Making a variable the value of multiple other variables and words

I want to say that variable A is TEMP:((float)DHT11,2) and HUM:((float)DHT11,1)

Is this possible?

Do you mean the logical AND or just 'both values'?

A variable can only be one value at a time, same as you can only be in one place at once.

What are you trying to do?

I think the keyword you are looking for is "struct" or possibly "union".

marco_c:
Do you mean the logical AND or just 'both values'?

A variable can only be one value at a time, same as you can only be in one place at once.

What are you trying to do?

In Ruby or shell scripting as well as other languages i can do this:
TIME="9:00 PM"
DATE=`date
varA="Time:$TIME and Date: $DATE"
echo $varA

That would return: Time: 9:00 PM and Date: 5/15/2012

I am trying to use the tweet library to tweet two readings from my DHT11 sensor. The first being temp and the second being humidity

In the example it uses : twitter.post(msg) to send the message to twitter. Above that msg is decalred as

char msg[] "This is an arduino"

I want to set msg to several items, almost like building a sentence and post the completed sentence.

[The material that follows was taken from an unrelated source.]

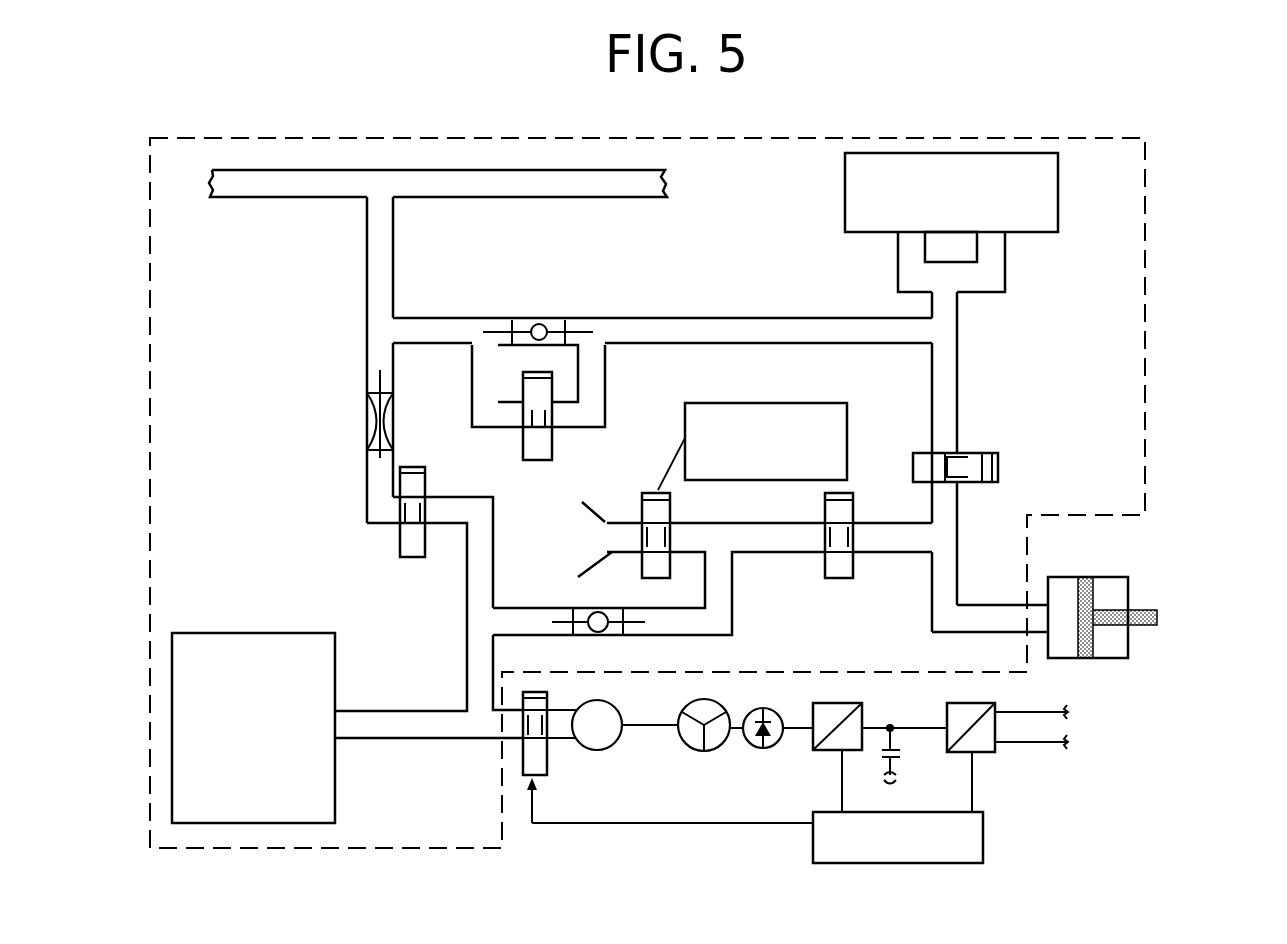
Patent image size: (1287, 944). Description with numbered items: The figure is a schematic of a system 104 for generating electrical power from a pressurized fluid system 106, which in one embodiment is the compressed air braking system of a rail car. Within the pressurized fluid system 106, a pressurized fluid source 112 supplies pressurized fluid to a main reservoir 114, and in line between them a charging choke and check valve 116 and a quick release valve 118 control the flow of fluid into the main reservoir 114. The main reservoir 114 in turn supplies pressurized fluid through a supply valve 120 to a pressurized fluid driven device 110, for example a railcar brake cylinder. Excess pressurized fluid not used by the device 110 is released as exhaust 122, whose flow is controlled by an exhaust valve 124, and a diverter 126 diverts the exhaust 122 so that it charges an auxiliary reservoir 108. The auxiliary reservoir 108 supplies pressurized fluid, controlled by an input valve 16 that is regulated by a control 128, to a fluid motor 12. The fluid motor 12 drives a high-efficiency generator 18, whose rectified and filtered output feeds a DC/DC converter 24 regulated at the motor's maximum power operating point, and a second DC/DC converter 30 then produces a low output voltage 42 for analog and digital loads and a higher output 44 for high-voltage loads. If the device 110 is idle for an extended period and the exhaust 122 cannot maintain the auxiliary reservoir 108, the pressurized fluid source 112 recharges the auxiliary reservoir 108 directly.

What I see in the library is the same I see in the web client example, they are using multiple clint.print statements to formulate the full url to post the twit, one of the client.print has the value of strlength(msg)

I will google arduino struct and union today to see if those will help solve this as well.

Thanks

If you search the forum for twitter, you will find examples of others doing this.

I will google arduino struct and union

Just google "C/C++ struct" or "C/C++ union".

I think what you really want to do is to concatenate strings and variables. There is an example here:

If you're just trying to create a string with some text and the values of your variables in it, you could normally use sprintf. Note though that the version of sprintf that the IDE uses does not support floats. You can use dtostrf to get each float into a string and then use sprintf with some %s parameters to build your final output.

wildbill:
If you're just trying to create a string with some text and the values of your variables in it, you could normally use sprintf. Note though that the version of sprintf that the IDE uses does not support floats. You can use dtostrf to get each float into a string and then use sprintf with some %s parameters to build your final output.

Wildbill

Thanks for that info I started to look at that last night though still a bit stuck on it. I will also check out the other suggestions posted.